Interactive proportional value of a pandas column displayed using altair pie chart in python?


I have a sample dataframe created using the snippet below

categories = [
    "Network Issue",
    "Hardware Failure",
    "Software Bug",
    "User Error",
    "Other",
]
locations = ["Location A", "Location B", "Location C", "Location D", "Location E"]
data = {
    "Root Cause": [random.choice(categories) for _ in range(20)],
    "LocationName": [random.choice(locations) for _ in range(20)],
}
df = pd.DataFrame(data)
df

I wanted to get the following -

  1. A pie (or donut) chart using Altair's alt.Chart(source).mak_arc() method whereby the theta is based on the proportional value of the Root Cause column i.e. - (sum('Root Cause') / count('Root Cause'))
  2. Allow users to select an arc of the pie (or donut) chart and have a table display those rows based on selection.

I have tried creating the pie chart using the following

import altair as alt
# Create the pie chart
pie_chart = (
    alt.Chart(df)
    .mark_arc()
    .encode(
        theta=alt.Theta(field="Root Cause", type="nominal", aggregate="count"),
        color=alt.Color(field="Root Cause", type="nominal"),
        tooltip=[
            "Root Cause",
            alt.Tooltip(field="Root Cause", type="nominal"),
            alt.Tooltip(field="count()", title="Percentage"),
        ],
    )
)

pie_chart

This gives me a pie chart but doesnt display the percentage value upon hovering or displayed as text.
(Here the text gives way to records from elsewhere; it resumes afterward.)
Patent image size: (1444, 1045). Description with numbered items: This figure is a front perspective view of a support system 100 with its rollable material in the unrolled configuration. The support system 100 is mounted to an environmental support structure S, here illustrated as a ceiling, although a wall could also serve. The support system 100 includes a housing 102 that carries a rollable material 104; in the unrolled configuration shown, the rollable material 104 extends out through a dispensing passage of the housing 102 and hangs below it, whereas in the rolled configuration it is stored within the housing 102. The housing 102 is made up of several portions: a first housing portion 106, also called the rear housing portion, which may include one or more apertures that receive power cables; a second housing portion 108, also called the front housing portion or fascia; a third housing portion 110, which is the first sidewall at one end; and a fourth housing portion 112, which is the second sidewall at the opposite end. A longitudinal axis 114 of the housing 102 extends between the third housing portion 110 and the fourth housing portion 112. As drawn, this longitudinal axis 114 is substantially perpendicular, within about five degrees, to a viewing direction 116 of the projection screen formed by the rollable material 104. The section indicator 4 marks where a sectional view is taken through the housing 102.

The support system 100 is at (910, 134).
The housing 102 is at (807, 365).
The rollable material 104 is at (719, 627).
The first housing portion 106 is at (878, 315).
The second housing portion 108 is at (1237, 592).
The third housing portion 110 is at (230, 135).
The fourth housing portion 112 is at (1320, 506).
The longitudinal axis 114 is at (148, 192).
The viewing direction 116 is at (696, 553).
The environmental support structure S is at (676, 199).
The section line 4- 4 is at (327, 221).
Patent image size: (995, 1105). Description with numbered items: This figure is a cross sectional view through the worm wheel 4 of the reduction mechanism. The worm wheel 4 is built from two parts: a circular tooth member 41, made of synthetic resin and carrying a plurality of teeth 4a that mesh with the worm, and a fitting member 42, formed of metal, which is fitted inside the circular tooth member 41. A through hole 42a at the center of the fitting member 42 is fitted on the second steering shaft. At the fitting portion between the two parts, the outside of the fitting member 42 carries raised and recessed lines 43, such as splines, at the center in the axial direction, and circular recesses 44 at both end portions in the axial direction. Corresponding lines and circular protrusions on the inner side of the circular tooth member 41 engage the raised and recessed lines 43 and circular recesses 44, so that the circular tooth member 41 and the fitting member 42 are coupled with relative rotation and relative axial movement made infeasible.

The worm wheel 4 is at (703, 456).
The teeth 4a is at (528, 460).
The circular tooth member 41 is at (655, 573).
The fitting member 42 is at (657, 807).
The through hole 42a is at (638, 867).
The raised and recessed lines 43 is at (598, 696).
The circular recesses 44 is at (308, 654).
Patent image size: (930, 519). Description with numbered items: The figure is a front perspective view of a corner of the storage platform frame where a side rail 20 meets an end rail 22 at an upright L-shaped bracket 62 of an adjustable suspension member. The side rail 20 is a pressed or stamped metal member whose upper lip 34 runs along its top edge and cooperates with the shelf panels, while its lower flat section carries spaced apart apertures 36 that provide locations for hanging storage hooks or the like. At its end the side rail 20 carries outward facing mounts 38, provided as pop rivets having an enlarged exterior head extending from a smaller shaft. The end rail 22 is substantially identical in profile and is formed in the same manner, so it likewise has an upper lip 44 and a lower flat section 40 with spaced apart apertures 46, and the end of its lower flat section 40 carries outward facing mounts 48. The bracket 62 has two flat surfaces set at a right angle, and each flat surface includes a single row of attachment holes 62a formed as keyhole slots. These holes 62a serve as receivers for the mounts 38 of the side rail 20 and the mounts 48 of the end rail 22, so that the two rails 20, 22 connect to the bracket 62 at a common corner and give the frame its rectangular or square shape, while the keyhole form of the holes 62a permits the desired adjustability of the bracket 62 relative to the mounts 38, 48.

Also what would be a way to link the selection to a table adjacent to the pie chart?

I have tried looking at the docs here and here but havent got much luck, please advice.


Solution

  • Thanks for the recommendations @joelostblom. I did the following to achieve what I needed -

    1. Aggregate the original dataframe to reduce it to a smaller number of rows and then draw the pie chart based on this aggregated dataframe

    Pie chart using reduced/ aggregated dataframe

    selection = alt.selection_point(fields=['Root Cause'])

    pieChart = (
        alt.Chart(forPieChart)
        .mark_arc(innerRadius=80)
        .encode(
            theta=alt.Theta(field="Percentage", type="quantitative"),
            color=alt.Color(field="Root Cause", type="nominal", legend = alt.Legend(orient='left')
    
            ),
            tooltip=["Root Cause"],
        )
        .properties(title="Proportion of root cause", width=300, height=300)
    ).add_params(selection)
    
    1. Declare the base table object using the code specified in the link in the docs

    Base chart for data tables

    ranked_text = alt.Chart(pieChartData).mark_text(align='right', stroke=None, strokeWidth=0).encode(
        y=alt.Y('row_number:O').axis(None)
    ).transform_filter(
        selection
    ).transform_window(
        row_number='row_number()'
    ).transform_filter(
        alt.datum.row_number < 20
    ).properties(view=alt.ViewConfig(strokeWidth=0))
    

    Note - the alt.ViewConfig(strokeWidth=0) property helped to hide the column borders. Following this create 'columns' using the base table object like this -

    rootCauseField = drawTable(ranked_text, 'Root Cause:N', 'Root Cause')
    
    field1= drawTable(ranked_text, 'Field1:Q', 'Field1')
    
    field2 = drawTable(ranked_text,'Field2:Q', 'Field2')
    

    Combine all the 'columns' next to each other ...

    text = alt.hconcat(rootCauseField, field1,field2)
    

    Then concatenate the pie and table next to each other using

    pieChart | text
    

    Hope this is of use to others if they need something similar.